Firstly and most significantly, it should be realised by all that the migration of data from one tape to another requires careful consideration and planning. A change in length of a single block on tape of even one byte can significantly affect ones ability to access the data in the future. Secondly, as a general rule, legacy magnetic media can be highly susceptible to deterioration. Experience over the last 20 years of tape data recovery has shown that poor storage conditions, as well as the manufacturer and brand of tape are the most significant contributors to determining a tapes lifespan.
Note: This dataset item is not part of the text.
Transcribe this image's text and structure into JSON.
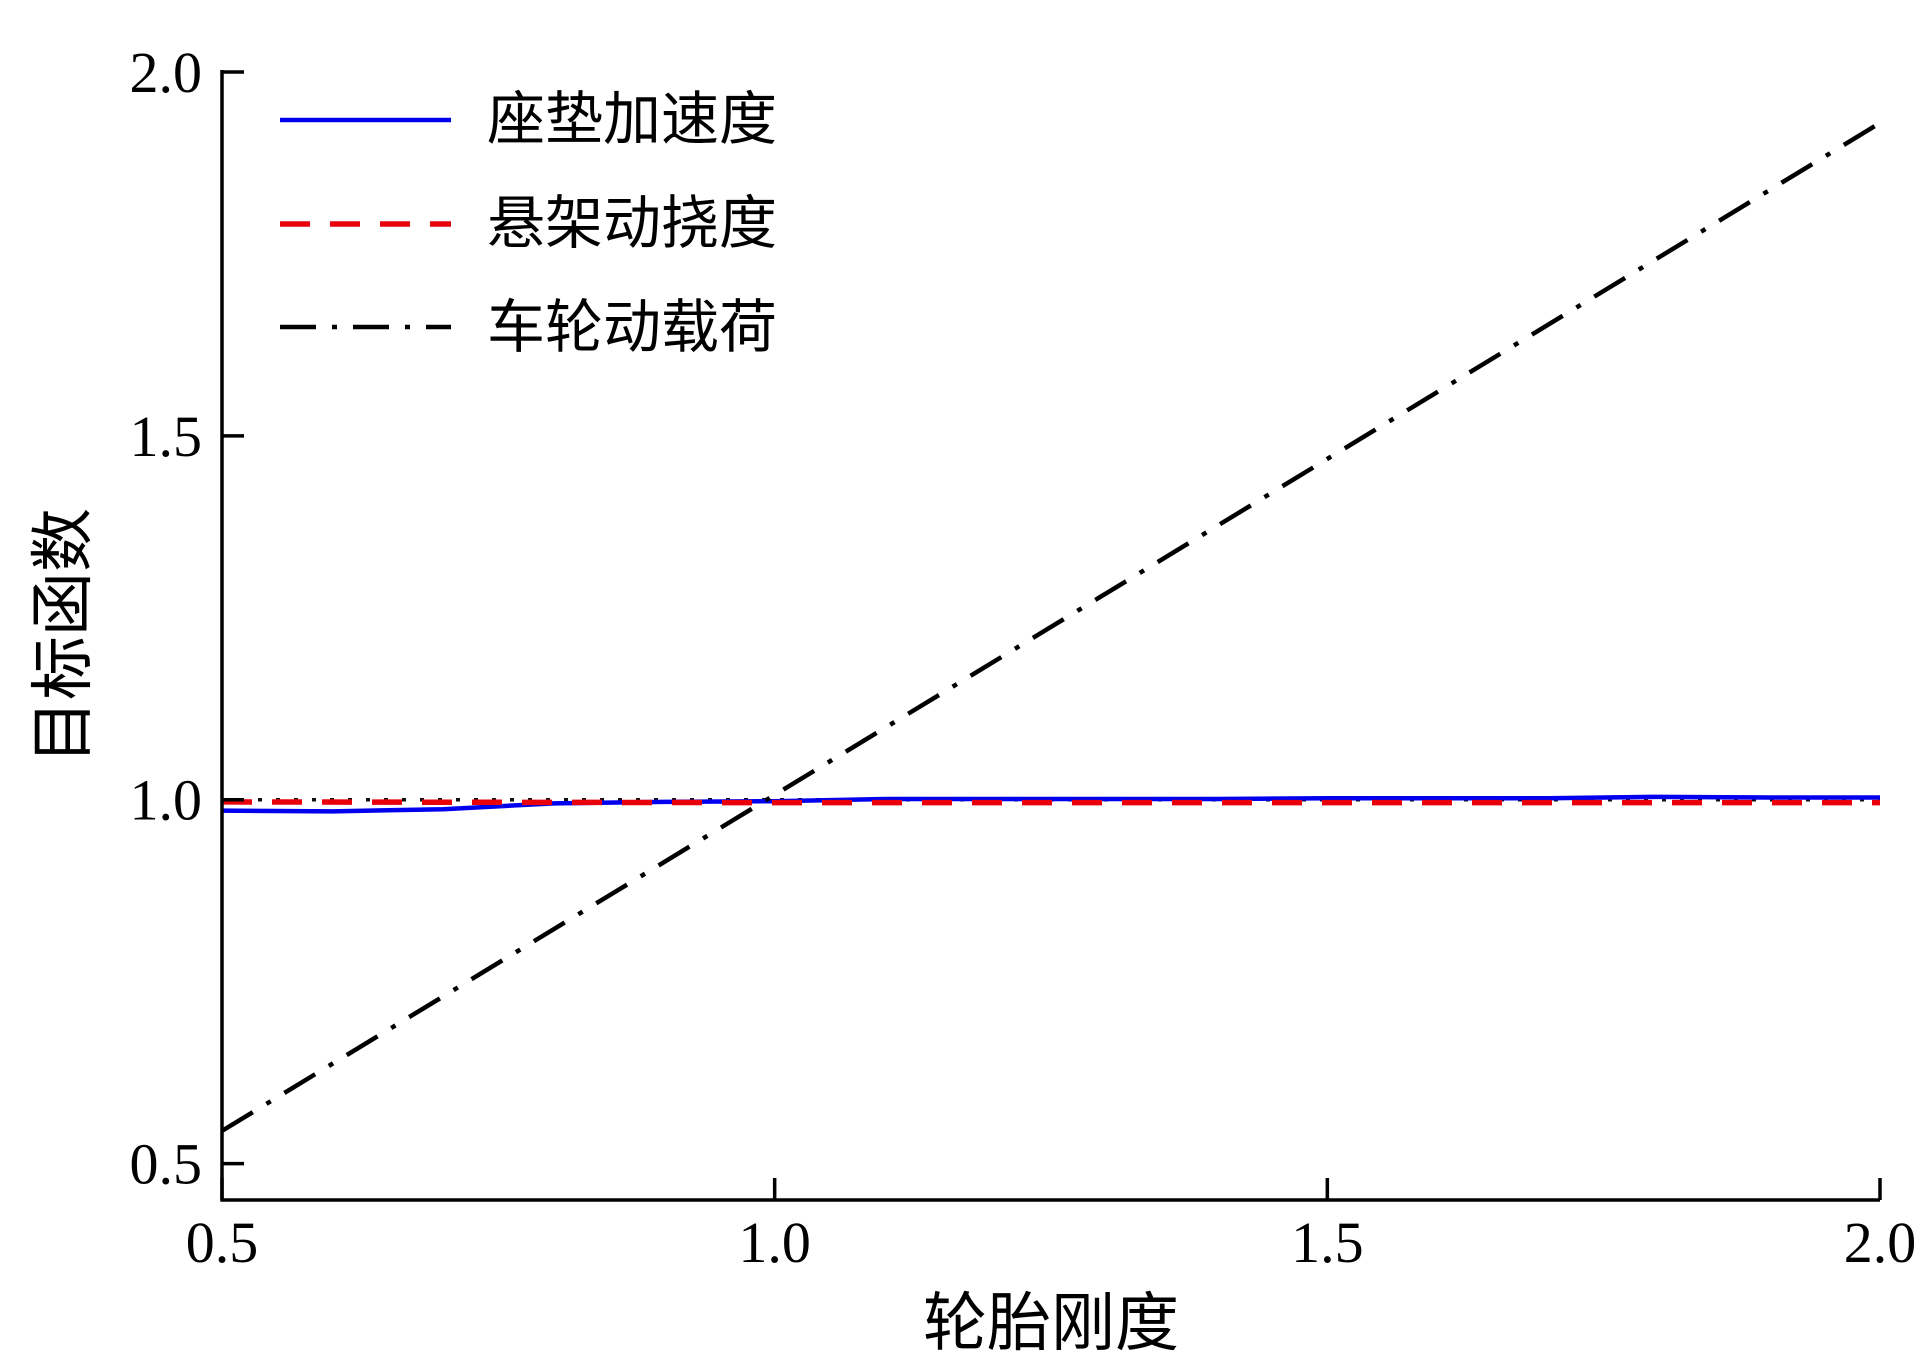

As a general rule, use tapes with back coating technology such as Imation or 3M Blackwatch. These tapes tend to not be affected by the absorption of moisture to the same extent that non-back coated tapes are. Lastly, metadata such as original blocking structures and format specifications are as important in a recovery project as the data itself. The migration of bytes of data to new media does not in itself constitute preservation and in many cases can render invaluable data more vulnerable.

Acknowledgements

SpectrumData was previously a division of Encom Technology based in Sydney Australia. I would like to acknowledge Dave Pratt and in particular Ian Grierson for their contribution over the years to the pioneering and development of our understanding of tape deterioration and the recovery process, especially in the areas of stiction and stiction reversal treatment.

References

1. Northwood, E. J., Weisinger, R. C., and Bradley, J. J., 1967, Recommended standards for digital tape formats: Geophysics, v. 32, p. 1073-1084. 2. Grierson, I., Holmes, G. C., Tape and Data Recovery – Protecting Your Investment. October, 1999.